Di Jawa Barat, Prabowo-Sandi boleh unggul atas Jokowi-Amin. Tetapi jangan harap unggul di Indramayu – yang selain menjadi basis kekuatan Golkar di Pantura Jawa Barat, Indramayu juga adalah kantung suara terbanyak bagi pendukung Jokowi-Amin di kawasan utara Jawa Barat dan juga Cirebon.
Di Kabupaten Indramayu, Jokowi-Ma’ruf Amin tak hanya menang telak atas Prabowo-Sandi. Akan tetapi juga sapu bersih seluruh kecamatan untuk kemenangan Joko Widodo dan pak Kiai Ma’ruf Amin.

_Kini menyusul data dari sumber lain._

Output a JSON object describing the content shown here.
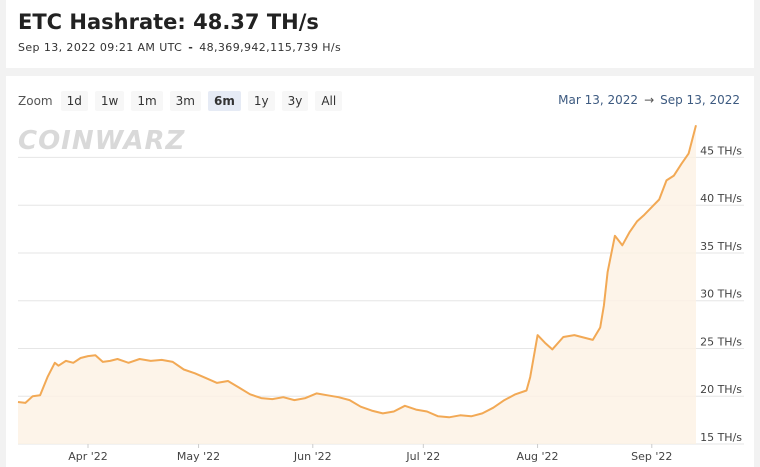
{
  "header": {
    "title": "ETC Hashrate: 48.37 TH/s",
    "timestamp": "Sep 13, 2022 09:21 AM UTC",
    "separator": "-",
    "exact_value": "48,369,942,115,739 H/s"
  },
  "zoom": {
    "label": "Zoom",
    "buttons": [
      "1d",
      "1w",
      "1m",
      "3m",
      "6m",
      "1y",
      "3y",
      "All"
    ],
    "active": "6m"
  },
  "range": {
    "start": "Mar 13, 2022",
    "arrow": "→",
    "end": "Sep 13, 2022"
  },
  "watermark": "COINWARZ",
  "colors": {
    "line": "#f2a955",
    "fill": "#fdf1e3",
    "grid": "#e6e6e6"
  },
  "chart_data": {
    "type": "area",
    "title": "",
    "xlabel": "",
    "ylabel": "",
    "y_unit": "TH/s",
    "x_range": [
      "2022-03-13",
      "2022-09-13"
    ],
    "ylim": [
      15,
      48.5
    ],
    "y_ticks": [
      {
        "value": 15,
        "label": "15 TH/s"
      },
      {
        "value": 20,
        "label": "20 TH/s"
      },
      {
        "value": 25,
        "label": "25 TH/s"
      },
      {
        "value": 30,
        "label": "30 TH/s"
      },
      {
        "value": 35,
        "label": "35 TH/s"
      },
      {
        "value": 40,
        "label": "40 TH/s"
      },
      {
        "value": 45,
        "label": "45 TH/s"
      }
    ],
    "x_ticks": [
      {
        "date": "2022-04-01",
        "label": "Apr '22"
      },
      {
        "date": "2022-05-01",
        "label": "May '22"
      },
      {
        "date": "2022-06-01",
        "label": "Jun '22"
      },
      {
        "date": "2022-07-01",
        "label": "Jul '22"
      },
      {
        "date": "2022-08-01",
        "label": "Aug '22"
      },
      {
        "date": "2022-09-01",
        "label": "Sep '22"
      }
    ],
    "grid": true,
    "legend": "none",
    "series": [
      {
        "x": [
          "2022-03-13",
          "2022-03-15",
          "2022-03-17",
          "2022-03-19",
          "2022-03-21",
          "2022-03-23",
          "2022-03-24",
          "2022-03-26",
          "2022-03-28",
          "2022-03-30",
          "2022-04-01",
          "2022-04-03",
          "2022-04-05",
          "2022-04-07",
          "2022-04-09",
          "2022-04-12",
          "2022-04-15",
          "2022-04-18",
          "2022-04-21",
          "2022-04-24",
          "2022-04-27",
          "2022-04-30",
          "2022-05-03",
          "2022-05-06",
          "2022-05-09",
          "2022-05-12",
          "2022-05-15",
          "2022-05-18",
          "2022-05-21",
          "2022-05-24",
          "2022-05-27",
          "2022-05-30",
          "2022-06-02",
          "2022-06-05",
          "2022-06-08",
          "2022-06-11",
          "2022-06-14",
          "2022-06-17",
          "2022-06-20",
          "2022-06-23",
          "2022-06-26",
          "2022-06-29",
          "2022-07-02",
          "2022-07-05",
          "2022-07-08",
          "2022-07-11",
          "2022-07-14",
          "2022-07-17",
          "2022-07-20",
          "2022-07-23",
          "2022-07-26",
          "2022-07-29",
          "2022-07-30",
          "2022-08-01",
          "2022-08-03",
          "2022-08-05",
          "2022-08-08",
          "2022-08-11",
          "2022-08-14",
          "2022-08-16",
          "2022-08-18",
          "2022-08-19",
          "2022-08-20",
          "2022-08-22",
          "2022-08-24",
          "2022-08-26",
          "2022-08-28",
          "2022-08-30",
          "2022-09-01",
          "2022-09-03",
          "2022-09-05",
          "2022-09-07",
          "2022-09-09",
          "2022-09-11",
          "2022-09-13"
        ],
        "values": [
          19.4,
          19.3,
          20.0,
          20.1,
          22.0,
          23.5,
          23.2,
          23.7,
          23.5,
          24.0,
          24.2,
          24.3,
          23.6,
          23.7,
          23.9,
          23.5,
          23.9,
          23.7,
          23.8,
          23.6,
          22.8,
          22.4,
          21.9,
          21.4,
          21.6,
          20.9,
          20.2,
          19.8,
          19.7,
          19.9,
          19.6,
          19.8,
          20.3,
          20.1,
          19.9,
          19.6,
          18.9,
          18.5,
          18.2,
          18.4,
          19.0,
          18.6,
          18.4,
          17.9,
          17.8,
          18.0,
          17.9,
          18.2,
          18.8,
          19.6,
          20.2,
          20.6,
          22.0,
          26.4,
          25.6,
          24.9,
          26.2,
          26.4,
          26.1,
          25.9,
          27.2,
          29.5,
          33.0,
          36.8,
          35.8,
          37.2,
          38.3,
          39.0,
          39.8,
          40.6,
          42.6,
          43.1,
          44.3,
          45.4,
          48.37
        ]
      }
    ]
  }
}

]“Di desa ini anak-anak mudanya banyak yang memilih Prabowo-Sandi, yang tua-tua pilih Jokowi,” tutur Wadi, pemuda warga desa Benda, Bongas, Indramayu yang pada gawe coblosan Pemilu dan Pileg 2019 tanggal 17 April menjadi salah satu ketua KPPS di Benda. Mayoritas penduduk desa Benda, kesemuanya adalah buruh tani padi dan perempuan emak-emaknya rata-rata memiliki anak yang pada bekerja jadi TKW (tenaga kerja wanita) di Arab, Taiwan, Hongkong dan Negara-negara Timur Tengah.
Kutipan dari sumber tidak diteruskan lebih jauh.